Syntheses of bis(organomercury)1,3-dithiole-2-thione-4,5-dithiolates and related compounds: Crystal structure of bis(phenylmercury)1,3-dithiole-2-one-4,5-dithiolate

Abstract

The syntheses, IR and UV spectra and thermal analysis are reported of the organomercury 1,2-dithiolates, bis-(organomercury)1,3-dithiole-2-thione-4,5-dithiolates [(RHg)2(dmit)], 1,3-dithiole-2-one-4,5-dithiolates [(RHg)2(dmio)], and 1,2-dithiole-3-thione-4,5-dithiolates [(RHg)2(dmt)], (R=Me or Ph). As shown by TGA, the onset of thermal decomposition occurs in all cases below 160°C: in each case, thermal decomposition occurs in various stages with loss of R2Hg. A single crystal structure determination of [(PhHg)2(dmio)] revealed the presence of centrosymmetric dimeric units, which are linked via S⋯S, π⋯π and Hg⋯π into a layered structure.

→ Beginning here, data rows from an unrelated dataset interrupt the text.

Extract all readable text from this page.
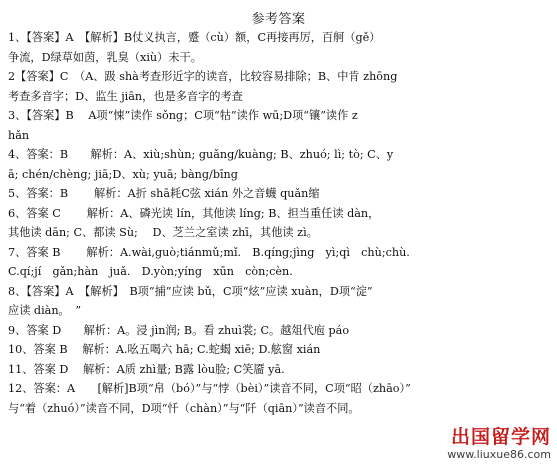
参考答案
1、【答案】A　【解析】B仗义执言，蹙（cù）额，C再接再厉，百舸（gě）
争流，D绿草如茵，乳臭（xiù）未干。
2【答案】C　（A、趿 shà考查形近字的读音，比较容易排除；B、中肯 zhōng
考查多音字；D、监生 jiān，也是多音字的考查
3、【答案】B　 A项“悚”读作 sǒng；C项“牯”读作 wū;D项“镶”读作 z
hǎn
4、答案：B　　解析：A、xiù;shùn; guǎng/kuàng; B、zhuó; lì; tò; C、y
ā; chén/chèng; jiā;D、xù; yuā; bàng/bīng
5、答案：B　　 解析：A折 shā耗C弦 xián 外之音蠛 quǎn缩
6、答案 C　　 解析：A、磷光读 lín，其他读 líng; B、担当重任读 dàn，
其他读 dān; C、都读 Sù;　 D、芝兰之室读 zhī，其他读 zì。
7、答案 B　　 解析：A.wài,guò;tiánmǔ;mǐ.　B.qíng;jìng　yì;qì　chù;chù.
C.qí;jí　gǎn;hàn　juǎ.　D.yòn;yíng　xūn　còn;cèn.
8、【答案】A　【解析】　B项“捕”应读 bǔ，C项“炫”应读 xuàn，D项“淀”
应读 diàn。　”
9、答案 D　　解析：A。浸 jìn润; B。看 zhuì裳; C。越俎代庖 páo
10、答案 B　 解析：A.吆五喝六 hā; C.蛇蝎 xiē; D.舷窗 xián
11、答案 D　 解析：A质 zhì量; B露 lòu脸; C笑靥 yā.
12、答案：A　　[解析]B项“帛（bó）”与“悖（bèi）”读音不同，C项“昭（zhāo）”
与“着（zhuó）”读音不同，D项“忏（chàn）”与“阡（qiān）”读音不同。
出国留学网
www.liuxue86.com
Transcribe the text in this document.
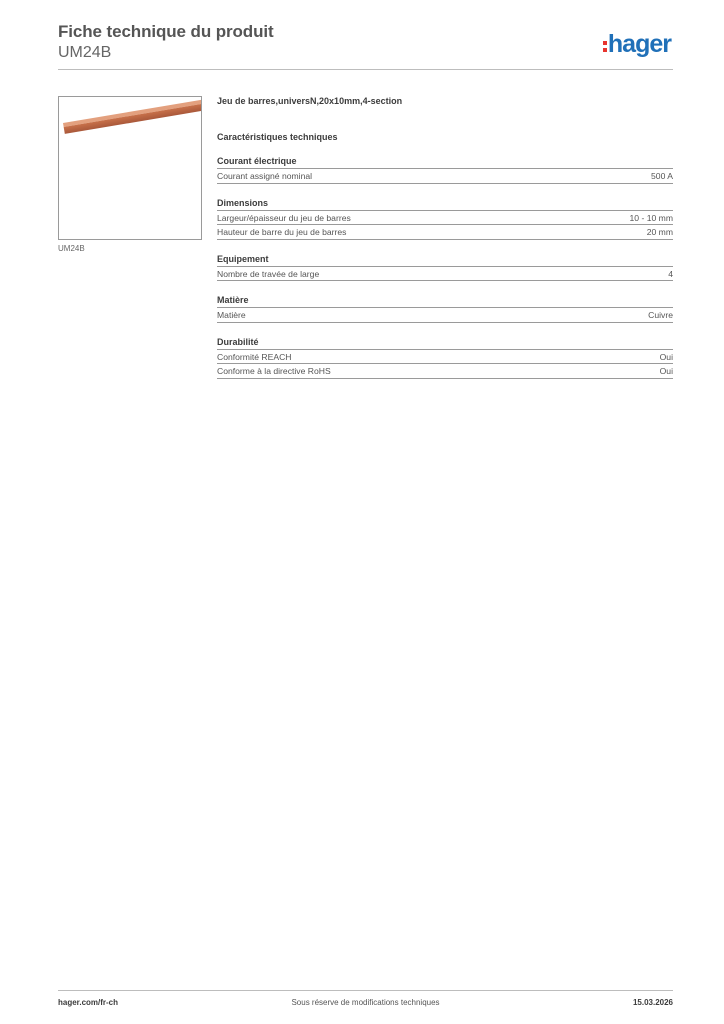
Fiche technique du produit
UM24B	hager
UM24B
Jeu de barres,universN,20x10mm,4-section
Caractéristiques techniques
Courant électrique
Courant assigné nominal	500 A
Dimensions
Largeur/épaisseur du jeu de barres	10 - 10 mm
Hauteur de barre du jeu de barres	20 mm
Equipement
Nombre de travée de large	4
Matière
Matière	Cuivre
Durabilité
Conformité REACH	Oui
Conforme à la directive RoHS	Oui
hager.com/fr-ch	Sous réserve de modifications techniques	15.03.2026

Within the dimer, there are two distinct “T” shaped Hg(II) environments: Hg1 is asymmetrically chelated to the dmio ligand with bond lengths Hg1–S1 and Hg1–S2=2.3813(13) and 2.9315(12)Å, and with a chelate bite angle of 84.17(4)° and a near linear S1–Hg1–C11 bond angle of 172.30(13)°. Atom, Hg2, is bonded to a single thiolato atom, S2, of one dmio ligand [Hg2–S2=2.3853(12)Å] and to the carbonyl oxygen of the other dmio unit in the dimer: [Hg2–O1=2.738(4)Å], with bond angles 171.23(16)°, 97.53(9)° and 91.05(17)°, respectively for S2–Hg2–C21, S2–Hg2–O1 and C21–Hg2–O1. All the compounds appear polymeric and are poorly soluble in organic solvents.